Posted on May 21, 2020 | Success Stories

By Charles Eichacker, BDN

PITTSFIELD, Maine — Renovations and recruiting have now begun for the Somerset County expansion of a Guilford company that makes the nasal swabs that are critically necessary to test patients for the coronavirus.

Beginning in early July, Puritan Medical Products expects to start churning out the foam swabs from its new Pittsfield factory overlooking the Sebasticook River.

Before that can happen, many changes are now underway at the old manufacturing facility that used to make fire alarms — and before that, woolen products — under its previous owners, but which recently has been serving as warehouse space after United Technologies Corp. Fire and Security shuttered its plant in 2014.

Cianbro, the Pittsfield-based general contractor that now owns the 95,000 square-foot building, is overseeing workers from many different Maine companies as they strip out its existing utilities, power wash and repaint its surfaces, install new heating and ventilation systems, and make all the other upgrades that Puritan will need to start operating there.

“It was a significant blow,” Cianbro Chairman Peter Vigue said during a tour of the construction site this week, referring to the 2014 closure by UTC, which was Pittsfield’s second-largest employer. “But this is going to be a significant opportunity.”

At the same time, recruiting has recently started for the more than 150 positions to staff the new Puritan operation, according to Lee Umphrey, the president and CEO of Eastern Maine Development Corp., an organization that is helping with the process.

Open positions are now being advertised on EMDC’s website, including for supervisors, inspectors, machine operators, team leaders, technicians and helpers.

Umphrey said it’s not yet clear how many applications have been coming in or who is applying, but interest seemed to be high when EMDC posted about the openings on its Facebook page. The May 11 post has been shared around 350 times and seen by more than 20,000 users.

“Hopefully a lot of the eligible people will apply,” Umphrey said. “It’s meeting a need for Maine and the country for this product. Testing is key to the economic recovery, so these jobs are helping with that.”

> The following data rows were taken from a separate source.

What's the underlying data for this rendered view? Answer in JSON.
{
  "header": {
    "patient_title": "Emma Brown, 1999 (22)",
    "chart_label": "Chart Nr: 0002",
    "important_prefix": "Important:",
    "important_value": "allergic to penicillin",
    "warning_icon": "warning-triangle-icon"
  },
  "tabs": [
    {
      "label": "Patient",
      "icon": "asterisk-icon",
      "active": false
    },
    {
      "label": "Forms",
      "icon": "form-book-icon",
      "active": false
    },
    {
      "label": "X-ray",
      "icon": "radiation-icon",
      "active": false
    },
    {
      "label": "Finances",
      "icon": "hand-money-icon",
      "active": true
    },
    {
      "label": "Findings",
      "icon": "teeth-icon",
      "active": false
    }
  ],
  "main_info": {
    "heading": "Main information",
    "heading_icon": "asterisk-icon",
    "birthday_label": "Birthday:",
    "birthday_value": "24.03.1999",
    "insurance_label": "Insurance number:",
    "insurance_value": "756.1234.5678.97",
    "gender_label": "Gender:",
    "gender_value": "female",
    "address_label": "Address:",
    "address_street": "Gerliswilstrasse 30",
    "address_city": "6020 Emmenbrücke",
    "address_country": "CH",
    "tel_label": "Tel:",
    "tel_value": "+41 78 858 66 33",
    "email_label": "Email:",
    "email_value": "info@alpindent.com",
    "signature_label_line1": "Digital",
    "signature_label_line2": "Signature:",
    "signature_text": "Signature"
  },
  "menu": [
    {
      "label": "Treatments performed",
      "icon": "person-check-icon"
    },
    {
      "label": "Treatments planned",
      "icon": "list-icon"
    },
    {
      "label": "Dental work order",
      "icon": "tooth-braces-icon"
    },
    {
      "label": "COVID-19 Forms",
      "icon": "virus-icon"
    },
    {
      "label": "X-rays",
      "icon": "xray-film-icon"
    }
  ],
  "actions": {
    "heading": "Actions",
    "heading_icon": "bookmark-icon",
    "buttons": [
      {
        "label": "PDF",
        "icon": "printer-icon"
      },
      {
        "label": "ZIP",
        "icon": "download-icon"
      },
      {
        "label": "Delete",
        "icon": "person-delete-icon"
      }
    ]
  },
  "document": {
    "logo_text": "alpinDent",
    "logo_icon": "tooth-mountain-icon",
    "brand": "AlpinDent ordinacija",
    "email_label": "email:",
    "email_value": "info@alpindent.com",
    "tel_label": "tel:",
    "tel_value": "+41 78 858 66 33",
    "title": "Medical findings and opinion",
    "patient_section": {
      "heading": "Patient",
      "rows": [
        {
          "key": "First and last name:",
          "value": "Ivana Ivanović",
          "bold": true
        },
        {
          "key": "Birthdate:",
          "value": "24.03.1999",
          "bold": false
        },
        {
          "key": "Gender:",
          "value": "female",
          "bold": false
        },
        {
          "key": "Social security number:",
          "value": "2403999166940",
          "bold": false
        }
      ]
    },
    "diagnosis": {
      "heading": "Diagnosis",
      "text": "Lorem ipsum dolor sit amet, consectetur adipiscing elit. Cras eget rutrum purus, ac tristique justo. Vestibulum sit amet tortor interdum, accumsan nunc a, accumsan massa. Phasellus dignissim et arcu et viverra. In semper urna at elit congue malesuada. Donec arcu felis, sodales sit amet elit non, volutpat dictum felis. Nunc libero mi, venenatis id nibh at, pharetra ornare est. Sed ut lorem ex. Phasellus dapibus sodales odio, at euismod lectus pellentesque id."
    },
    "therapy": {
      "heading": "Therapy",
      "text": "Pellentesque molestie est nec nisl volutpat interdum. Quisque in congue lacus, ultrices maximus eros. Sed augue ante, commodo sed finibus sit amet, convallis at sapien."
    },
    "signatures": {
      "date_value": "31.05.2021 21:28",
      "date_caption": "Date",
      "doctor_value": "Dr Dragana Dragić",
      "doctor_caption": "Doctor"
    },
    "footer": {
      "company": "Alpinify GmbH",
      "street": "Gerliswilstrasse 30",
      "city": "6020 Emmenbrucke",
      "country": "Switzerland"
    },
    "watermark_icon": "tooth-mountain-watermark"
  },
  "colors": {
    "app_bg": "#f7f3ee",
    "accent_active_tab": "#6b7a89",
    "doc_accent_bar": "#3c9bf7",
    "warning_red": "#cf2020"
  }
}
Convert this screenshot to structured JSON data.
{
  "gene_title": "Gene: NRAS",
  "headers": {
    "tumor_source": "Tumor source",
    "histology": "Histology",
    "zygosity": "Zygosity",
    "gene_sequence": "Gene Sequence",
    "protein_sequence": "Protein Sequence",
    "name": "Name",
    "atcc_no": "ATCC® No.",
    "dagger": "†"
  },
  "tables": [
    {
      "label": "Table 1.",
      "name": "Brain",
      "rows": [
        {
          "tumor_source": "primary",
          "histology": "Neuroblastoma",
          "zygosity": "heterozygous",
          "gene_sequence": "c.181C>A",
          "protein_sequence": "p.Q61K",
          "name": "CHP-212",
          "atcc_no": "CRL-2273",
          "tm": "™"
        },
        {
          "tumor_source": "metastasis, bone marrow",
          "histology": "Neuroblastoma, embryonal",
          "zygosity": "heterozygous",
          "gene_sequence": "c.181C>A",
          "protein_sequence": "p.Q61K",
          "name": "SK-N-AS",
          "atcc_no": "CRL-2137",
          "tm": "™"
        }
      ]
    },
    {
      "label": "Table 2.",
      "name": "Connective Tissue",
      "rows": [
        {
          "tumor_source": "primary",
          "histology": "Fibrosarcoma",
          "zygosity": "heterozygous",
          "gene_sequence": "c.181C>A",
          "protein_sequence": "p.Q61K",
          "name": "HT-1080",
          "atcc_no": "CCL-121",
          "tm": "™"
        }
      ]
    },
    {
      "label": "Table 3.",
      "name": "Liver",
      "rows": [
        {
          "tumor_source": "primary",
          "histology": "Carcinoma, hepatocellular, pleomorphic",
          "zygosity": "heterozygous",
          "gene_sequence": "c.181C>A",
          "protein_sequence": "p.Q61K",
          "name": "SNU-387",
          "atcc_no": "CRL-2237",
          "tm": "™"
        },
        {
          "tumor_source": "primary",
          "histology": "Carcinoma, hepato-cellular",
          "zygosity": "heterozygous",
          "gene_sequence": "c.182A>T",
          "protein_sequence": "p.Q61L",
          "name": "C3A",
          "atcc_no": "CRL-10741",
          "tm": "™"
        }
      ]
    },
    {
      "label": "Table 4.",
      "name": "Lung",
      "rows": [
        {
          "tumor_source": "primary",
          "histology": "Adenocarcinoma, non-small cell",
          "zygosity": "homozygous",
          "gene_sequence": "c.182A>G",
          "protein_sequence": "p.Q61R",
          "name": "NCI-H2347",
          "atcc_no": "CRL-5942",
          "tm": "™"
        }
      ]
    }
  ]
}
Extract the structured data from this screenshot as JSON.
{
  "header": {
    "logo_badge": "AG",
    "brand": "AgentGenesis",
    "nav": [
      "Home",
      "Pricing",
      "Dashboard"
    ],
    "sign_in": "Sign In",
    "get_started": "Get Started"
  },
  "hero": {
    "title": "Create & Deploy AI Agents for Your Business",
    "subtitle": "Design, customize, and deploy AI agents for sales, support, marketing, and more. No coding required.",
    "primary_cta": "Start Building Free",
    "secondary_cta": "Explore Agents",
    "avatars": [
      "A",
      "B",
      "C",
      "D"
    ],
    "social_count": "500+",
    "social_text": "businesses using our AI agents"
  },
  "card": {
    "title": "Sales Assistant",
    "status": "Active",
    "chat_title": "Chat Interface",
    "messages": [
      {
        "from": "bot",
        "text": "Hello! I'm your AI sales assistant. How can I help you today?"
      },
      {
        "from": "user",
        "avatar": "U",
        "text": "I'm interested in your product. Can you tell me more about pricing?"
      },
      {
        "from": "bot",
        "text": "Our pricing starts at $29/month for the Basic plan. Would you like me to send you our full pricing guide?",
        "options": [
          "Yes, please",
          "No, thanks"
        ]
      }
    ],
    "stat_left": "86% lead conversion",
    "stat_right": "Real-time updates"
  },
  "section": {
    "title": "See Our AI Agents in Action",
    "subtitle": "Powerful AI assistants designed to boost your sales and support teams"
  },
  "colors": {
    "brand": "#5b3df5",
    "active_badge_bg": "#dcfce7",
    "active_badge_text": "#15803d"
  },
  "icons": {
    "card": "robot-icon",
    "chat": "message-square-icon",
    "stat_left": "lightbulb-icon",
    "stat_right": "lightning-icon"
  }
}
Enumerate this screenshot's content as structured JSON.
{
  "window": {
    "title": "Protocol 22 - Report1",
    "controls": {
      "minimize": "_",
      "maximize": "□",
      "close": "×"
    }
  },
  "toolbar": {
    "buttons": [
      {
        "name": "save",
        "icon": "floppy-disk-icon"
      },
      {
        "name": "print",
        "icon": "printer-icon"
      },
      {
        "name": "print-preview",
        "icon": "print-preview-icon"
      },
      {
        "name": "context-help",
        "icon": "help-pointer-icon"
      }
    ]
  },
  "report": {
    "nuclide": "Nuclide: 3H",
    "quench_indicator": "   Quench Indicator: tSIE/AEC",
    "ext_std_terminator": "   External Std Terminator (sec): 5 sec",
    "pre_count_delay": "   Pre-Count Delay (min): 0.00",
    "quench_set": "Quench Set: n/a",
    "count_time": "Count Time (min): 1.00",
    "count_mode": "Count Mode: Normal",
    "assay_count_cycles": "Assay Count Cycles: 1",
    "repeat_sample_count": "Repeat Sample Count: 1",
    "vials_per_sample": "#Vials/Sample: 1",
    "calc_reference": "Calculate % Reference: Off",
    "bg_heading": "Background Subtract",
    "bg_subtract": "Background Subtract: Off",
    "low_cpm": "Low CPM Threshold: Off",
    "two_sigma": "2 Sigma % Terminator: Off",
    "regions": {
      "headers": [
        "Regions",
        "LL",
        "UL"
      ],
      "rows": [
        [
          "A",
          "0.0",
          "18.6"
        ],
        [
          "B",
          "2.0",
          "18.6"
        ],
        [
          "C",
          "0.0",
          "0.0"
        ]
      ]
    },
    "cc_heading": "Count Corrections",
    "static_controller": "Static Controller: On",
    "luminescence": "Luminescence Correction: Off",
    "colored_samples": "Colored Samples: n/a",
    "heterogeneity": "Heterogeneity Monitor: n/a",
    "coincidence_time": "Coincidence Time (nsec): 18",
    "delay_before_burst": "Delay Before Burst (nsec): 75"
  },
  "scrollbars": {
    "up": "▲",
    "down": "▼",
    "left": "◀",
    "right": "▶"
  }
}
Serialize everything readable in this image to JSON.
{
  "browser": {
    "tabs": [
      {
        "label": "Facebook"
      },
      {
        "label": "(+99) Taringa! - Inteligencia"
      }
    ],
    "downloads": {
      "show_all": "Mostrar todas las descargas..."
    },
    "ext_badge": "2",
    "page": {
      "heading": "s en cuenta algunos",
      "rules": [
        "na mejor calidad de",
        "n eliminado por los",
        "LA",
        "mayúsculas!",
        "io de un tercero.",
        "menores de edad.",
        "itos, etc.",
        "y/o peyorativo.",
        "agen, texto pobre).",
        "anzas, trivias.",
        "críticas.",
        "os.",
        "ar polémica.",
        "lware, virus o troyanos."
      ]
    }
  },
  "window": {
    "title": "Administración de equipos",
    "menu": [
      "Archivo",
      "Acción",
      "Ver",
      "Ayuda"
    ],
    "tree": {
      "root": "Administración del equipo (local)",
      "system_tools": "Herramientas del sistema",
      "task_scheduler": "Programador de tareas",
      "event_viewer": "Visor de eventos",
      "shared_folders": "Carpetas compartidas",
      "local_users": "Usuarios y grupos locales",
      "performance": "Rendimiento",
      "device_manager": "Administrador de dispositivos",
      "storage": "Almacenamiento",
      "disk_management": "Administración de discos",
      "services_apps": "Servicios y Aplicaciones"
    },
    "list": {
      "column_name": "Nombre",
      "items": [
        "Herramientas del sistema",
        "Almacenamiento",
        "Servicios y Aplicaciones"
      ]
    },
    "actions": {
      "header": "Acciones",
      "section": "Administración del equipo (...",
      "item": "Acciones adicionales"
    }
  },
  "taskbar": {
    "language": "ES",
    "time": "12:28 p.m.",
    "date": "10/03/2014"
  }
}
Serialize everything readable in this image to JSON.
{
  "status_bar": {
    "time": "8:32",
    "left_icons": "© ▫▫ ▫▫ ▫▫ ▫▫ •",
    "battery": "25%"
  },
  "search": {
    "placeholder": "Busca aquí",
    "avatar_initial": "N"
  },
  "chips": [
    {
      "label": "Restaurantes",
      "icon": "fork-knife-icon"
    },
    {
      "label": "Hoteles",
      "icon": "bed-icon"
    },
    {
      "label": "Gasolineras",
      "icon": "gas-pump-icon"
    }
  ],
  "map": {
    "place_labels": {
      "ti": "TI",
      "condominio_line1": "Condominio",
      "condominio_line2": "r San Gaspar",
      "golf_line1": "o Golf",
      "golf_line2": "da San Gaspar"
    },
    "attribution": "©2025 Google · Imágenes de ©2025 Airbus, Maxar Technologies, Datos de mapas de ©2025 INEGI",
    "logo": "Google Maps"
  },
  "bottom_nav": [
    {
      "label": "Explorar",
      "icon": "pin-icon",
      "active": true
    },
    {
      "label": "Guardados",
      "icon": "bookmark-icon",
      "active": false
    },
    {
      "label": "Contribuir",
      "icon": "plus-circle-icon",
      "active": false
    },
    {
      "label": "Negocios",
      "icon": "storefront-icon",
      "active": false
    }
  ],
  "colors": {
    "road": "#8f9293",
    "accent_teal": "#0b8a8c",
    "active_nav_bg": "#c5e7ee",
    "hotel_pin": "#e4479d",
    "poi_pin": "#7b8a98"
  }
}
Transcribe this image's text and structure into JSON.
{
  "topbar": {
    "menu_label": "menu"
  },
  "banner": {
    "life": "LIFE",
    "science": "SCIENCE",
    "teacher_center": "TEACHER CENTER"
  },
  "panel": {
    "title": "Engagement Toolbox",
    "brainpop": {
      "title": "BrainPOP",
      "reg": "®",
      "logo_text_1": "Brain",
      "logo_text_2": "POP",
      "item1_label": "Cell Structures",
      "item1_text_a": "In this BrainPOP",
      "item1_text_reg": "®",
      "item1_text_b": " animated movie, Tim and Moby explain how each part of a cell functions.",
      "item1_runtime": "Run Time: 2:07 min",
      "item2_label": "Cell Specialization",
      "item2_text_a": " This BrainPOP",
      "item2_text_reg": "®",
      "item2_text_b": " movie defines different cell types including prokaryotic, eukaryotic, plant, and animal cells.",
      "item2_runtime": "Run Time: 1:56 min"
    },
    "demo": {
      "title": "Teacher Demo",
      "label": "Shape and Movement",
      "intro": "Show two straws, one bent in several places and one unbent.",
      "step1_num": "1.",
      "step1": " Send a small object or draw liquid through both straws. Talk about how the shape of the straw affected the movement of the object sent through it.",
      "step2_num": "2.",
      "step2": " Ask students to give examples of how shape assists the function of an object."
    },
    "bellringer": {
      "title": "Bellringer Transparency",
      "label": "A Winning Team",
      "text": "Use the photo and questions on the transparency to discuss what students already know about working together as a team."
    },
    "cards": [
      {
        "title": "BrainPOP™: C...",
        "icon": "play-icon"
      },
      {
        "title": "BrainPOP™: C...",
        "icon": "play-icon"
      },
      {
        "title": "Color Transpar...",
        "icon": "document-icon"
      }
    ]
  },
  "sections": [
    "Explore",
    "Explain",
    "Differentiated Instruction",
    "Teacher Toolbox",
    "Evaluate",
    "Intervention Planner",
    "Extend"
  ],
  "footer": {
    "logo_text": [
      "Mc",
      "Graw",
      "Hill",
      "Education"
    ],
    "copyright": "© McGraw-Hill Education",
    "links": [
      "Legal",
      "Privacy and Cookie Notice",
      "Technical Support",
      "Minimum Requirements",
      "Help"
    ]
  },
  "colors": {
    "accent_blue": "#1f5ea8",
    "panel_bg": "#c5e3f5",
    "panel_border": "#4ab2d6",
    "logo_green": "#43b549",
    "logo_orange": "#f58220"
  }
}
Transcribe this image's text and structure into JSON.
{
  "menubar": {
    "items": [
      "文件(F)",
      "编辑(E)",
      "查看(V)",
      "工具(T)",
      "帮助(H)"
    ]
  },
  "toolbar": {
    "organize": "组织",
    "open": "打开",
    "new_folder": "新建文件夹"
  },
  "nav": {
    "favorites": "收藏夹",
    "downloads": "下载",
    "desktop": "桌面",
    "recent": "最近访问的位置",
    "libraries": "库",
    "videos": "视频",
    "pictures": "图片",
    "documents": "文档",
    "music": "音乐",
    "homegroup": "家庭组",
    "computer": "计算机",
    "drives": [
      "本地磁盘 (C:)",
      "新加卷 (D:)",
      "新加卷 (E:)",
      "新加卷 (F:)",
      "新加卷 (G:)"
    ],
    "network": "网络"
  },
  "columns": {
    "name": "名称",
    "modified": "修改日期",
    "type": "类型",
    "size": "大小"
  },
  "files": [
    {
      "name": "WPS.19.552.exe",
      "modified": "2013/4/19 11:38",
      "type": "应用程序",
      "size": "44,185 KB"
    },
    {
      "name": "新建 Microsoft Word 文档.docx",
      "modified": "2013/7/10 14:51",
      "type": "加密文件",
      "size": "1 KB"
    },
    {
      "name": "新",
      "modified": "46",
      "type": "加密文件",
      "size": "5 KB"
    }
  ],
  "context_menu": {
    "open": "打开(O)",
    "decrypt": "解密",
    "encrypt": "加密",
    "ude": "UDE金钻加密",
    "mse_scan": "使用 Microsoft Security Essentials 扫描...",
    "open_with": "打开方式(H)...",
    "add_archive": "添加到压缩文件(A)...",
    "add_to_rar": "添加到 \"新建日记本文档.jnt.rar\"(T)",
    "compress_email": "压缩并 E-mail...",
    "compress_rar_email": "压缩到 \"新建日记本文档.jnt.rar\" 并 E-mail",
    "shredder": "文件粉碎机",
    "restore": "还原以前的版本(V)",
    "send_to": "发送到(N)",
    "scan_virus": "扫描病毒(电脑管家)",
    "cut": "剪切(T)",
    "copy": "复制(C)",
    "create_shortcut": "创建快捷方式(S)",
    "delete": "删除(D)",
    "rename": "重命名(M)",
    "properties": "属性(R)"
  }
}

Puritan is now pursuing its expansion under a $75.5 million contract with the federal government that’s meant to help it grow and address the nation’s urgent need for more COVID-19 testing materials.

The new plant will be able to make up to 40 million per month of the foam swabs that are inserted into people’s noses so they can be tested for the coronavirus, according to Timothy Templet, Puritan’s co-owner and executive vice president of global sales.

Those swabs are about 6 inches long. Once they have collected a sample from someone’s nose, they can be used with portable testing machines that are meant to produce quick results, such as the ones developed by Abbott Laboratories, a company with a Scarborough factory.

Puritan is already able to produce about 20 million per month of that particular kind of foam swab in its Guilford facility. “It’s going well,” Templet said of the expansion. “The company is growing.”

Puritan makes a number of other types of medical testing materials, including longer swabs with flocked tips that can also be used to test for COVID-19. It also produces the vials filled with chemicals — known as transport media — into which the swabs are placed before they can be taken to a laboratory.

In total, the company makes more than 1,200 different types of swabs and collection devices, and it normally produces over 12 million swabs per day, according to a company blog post late last month. The company had about 300 workers in March and has since hired at least 30 temporary staff.